Pflanzenschutzmittel sollen sich durch die Luft verteilen. Das sagen der Münchener Verein "Umweltinstitut" und das "Bündnis für enkeltaugliche Landwirtschaft". Das Bundesamt für Risikobewertung widerspricht.

Der Verein "Umweltinstitut e.V." in München prangert mit dem Bündnis für eine enkeltaugliche Landwirtschaft die weiträumige Verbreitung von Pflanzenschutzwirkstoffen durch die Luft an. In einer Studie habe das Forschungsbüro „TIEM Integrierte Umweltüberwachung“ zwischen 2014 und 2019 an 163 Standorten in Deutschland Wirkstoffe von Pflanzenschutzmitteln fernab von Acker und Grünland gefunden. Insgesamt seien 138 Stoffe nachgewiesen worden, von denen 30 % nicht mehr oder noch nie zugelassen gewesen seien. Vage blieben sie allerdings hinsichtlich der tatsächlichen Gefährdung, die von den gemessenen Werten ausgeht.

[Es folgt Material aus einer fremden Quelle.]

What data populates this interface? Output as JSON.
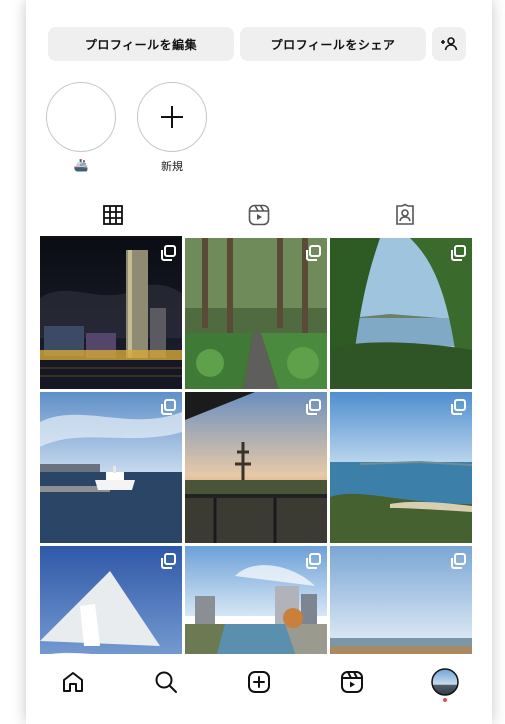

Karl Bär, Agrarreferent im Umweltinstitut, sieht ungeachtet dessen die Verbreitung von Pflanzenschutzmitteln durch die Luft als nachgewiesen an und wirft der ­Europäischen Behörde für Lebensmittelsicherheit vor, diesen Verbreitungsweg bei der Zulassung der Wirkstoffe ignoriert zu haben.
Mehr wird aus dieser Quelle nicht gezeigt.